Lee Smith worked around a Wilkins walk in the ninth (despite the fact that Wilkins advanced from first to second on a foulout to the first baseman, which is pretty impressive). Chuck McElroy relieved in the bottom of the inning and allowed a leadoff hit to Ray Lankford, but then coaxed forceouts from the next two hitters. Laddie Renfroe was summoned to go for the last out; by the time he got it, it was no longer the last out, as Zeile and Guerrero had singled to bring the tying run around.

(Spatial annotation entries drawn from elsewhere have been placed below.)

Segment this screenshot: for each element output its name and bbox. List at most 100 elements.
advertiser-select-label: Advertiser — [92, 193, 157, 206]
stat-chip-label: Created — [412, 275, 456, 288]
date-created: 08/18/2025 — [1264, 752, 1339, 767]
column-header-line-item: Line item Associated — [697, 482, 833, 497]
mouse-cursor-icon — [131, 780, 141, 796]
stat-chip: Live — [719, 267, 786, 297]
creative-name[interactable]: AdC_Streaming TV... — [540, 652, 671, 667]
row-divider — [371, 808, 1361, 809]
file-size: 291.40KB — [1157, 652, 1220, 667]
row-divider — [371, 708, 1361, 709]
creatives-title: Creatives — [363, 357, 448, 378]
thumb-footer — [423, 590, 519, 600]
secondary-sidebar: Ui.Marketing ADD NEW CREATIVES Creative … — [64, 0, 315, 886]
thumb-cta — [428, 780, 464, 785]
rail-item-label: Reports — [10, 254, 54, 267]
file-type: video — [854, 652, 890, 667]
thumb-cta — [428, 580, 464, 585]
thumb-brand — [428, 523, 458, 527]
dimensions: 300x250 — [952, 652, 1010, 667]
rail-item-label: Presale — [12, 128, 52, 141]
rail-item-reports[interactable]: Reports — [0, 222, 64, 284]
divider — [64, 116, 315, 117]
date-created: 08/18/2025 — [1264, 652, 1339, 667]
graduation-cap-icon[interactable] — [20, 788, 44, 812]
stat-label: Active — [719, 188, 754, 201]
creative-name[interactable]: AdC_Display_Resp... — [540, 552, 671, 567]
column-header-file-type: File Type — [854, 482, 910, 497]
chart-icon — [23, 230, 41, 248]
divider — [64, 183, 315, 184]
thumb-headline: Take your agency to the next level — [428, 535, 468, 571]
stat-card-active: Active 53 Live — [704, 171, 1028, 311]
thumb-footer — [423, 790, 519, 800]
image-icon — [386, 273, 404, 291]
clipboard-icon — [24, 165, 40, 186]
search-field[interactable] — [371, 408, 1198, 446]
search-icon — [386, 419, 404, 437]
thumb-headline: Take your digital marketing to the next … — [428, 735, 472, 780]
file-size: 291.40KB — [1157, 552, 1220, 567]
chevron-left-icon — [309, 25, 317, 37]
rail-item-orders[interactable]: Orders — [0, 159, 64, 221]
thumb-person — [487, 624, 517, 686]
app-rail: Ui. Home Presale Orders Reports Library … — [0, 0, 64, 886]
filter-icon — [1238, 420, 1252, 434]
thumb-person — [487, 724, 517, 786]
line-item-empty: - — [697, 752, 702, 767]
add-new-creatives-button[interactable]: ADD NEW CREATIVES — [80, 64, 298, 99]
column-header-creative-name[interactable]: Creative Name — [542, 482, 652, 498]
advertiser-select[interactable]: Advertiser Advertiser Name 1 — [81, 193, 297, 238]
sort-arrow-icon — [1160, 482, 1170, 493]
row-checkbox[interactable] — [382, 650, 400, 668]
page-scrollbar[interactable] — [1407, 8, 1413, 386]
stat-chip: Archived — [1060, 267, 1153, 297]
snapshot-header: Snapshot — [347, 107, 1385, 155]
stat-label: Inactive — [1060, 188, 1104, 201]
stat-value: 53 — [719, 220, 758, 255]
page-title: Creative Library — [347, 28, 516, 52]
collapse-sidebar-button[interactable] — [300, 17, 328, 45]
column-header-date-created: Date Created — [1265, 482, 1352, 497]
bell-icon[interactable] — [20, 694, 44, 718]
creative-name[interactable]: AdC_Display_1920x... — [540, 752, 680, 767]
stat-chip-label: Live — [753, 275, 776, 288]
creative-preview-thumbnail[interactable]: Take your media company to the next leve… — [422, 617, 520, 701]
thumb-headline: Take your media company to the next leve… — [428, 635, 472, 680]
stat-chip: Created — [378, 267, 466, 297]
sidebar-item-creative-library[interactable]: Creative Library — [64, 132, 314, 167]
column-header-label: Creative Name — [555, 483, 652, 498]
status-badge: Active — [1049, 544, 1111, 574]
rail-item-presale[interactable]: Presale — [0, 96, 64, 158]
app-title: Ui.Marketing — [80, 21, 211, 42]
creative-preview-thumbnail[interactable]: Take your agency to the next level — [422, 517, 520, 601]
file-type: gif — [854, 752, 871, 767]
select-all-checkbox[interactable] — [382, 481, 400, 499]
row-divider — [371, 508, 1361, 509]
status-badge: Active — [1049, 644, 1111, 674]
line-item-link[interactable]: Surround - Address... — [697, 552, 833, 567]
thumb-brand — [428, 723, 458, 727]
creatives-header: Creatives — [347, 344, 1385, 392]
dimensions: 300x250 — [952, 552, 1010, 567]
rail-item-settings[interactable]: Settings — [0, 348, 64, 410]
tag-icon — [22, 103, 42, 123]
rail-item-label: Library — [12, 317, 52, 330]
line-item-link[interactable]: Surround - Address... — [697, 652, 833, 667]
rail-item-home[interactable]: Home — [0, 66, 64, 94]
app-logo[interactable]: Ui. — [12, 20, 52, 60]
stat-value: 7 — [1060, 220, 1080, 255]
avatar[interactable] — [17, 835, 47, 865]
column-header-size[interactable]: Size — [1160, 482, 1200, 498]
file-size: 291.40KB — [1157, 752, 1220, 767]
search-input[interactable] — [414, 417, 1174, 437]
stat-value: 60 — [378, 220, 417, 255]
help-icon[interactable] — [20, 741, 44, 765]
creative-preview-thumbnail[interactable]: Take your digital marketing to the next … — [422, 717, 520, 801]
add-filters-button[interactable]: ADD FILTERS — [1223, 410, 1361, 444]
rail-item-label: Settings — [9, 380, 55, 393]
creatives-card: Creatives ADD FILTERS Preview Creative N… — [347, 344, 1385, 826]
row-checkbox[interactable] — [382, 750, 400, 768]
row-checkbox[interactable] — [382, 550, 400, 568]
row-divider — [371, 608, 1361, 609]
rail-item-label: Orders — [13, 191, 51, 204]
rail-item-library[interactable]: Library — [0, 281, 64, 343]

Smith and Renfroe exchanged perfect tenths. Cris Carpenter set the Cubs down in order in the top of the eleventh, and Renfroe did the same to the Cards in the bottom of the inning. The top of the twelfth started with a Dunston single and a Dascenzo double, putting Chicago back in front 7-6. Renfroe hit for himself and popped up, and Walker grounded out, moving the remaining runner to third. Carpenter was then pulled, and Grace and Sandberg both walked against different pitchers before the second one (Willie Fraser) retired Walton to end the inning.

Renfroe remained on the mound for the bottom of the twelfth, and promptly gave up a double to Zeile and a single to Guerrero, retying the game at 7. Felix Jose singled Guerrero to third, Geronimo Pena was intentionally walked to load the bases, and Pagnozzi then singled Guerrero home to end the game.

I have mostly tried to avoid managerial second-guessing in these writeups, both because I have the benefit of considerable hindsight and because the game has changed in significant ways in the last 25 years. But I don't understand this particular game at all.

Les Lancaster had started in his last few appearances, but he spent most of 1991 and most of his career as a reliever. He pitched well at the beginning of this game, but he wasn't necessarily someone who was equipped to go deep into games on a regular basis. So I don't see why the Cubs wouldn't have had him on a shorter leash going into the late innings, five-run lead or no.

But beyond that, after using Assenmacher and McElroy for short stints, Jim Essian placed the game entirely in the hands of Laddie Renfroe, who would make a total of four appearances in his major league career (with an ERA of 13.50). You can't claim fatigue for the bullpen, because Mike Bielecki had gone 8 innings the day before this game, and Frank Castillo threw a complete game the day before that. And you can't claim he was saving them for the next game, because this was the day before the All-Star break.

Renfroe blew not one, but two leads, giving him a remarkable WPA of -.966. And as a result of his being left entirely to his own unrelieved devices on the mound, the Cubs lost a game that they should have won.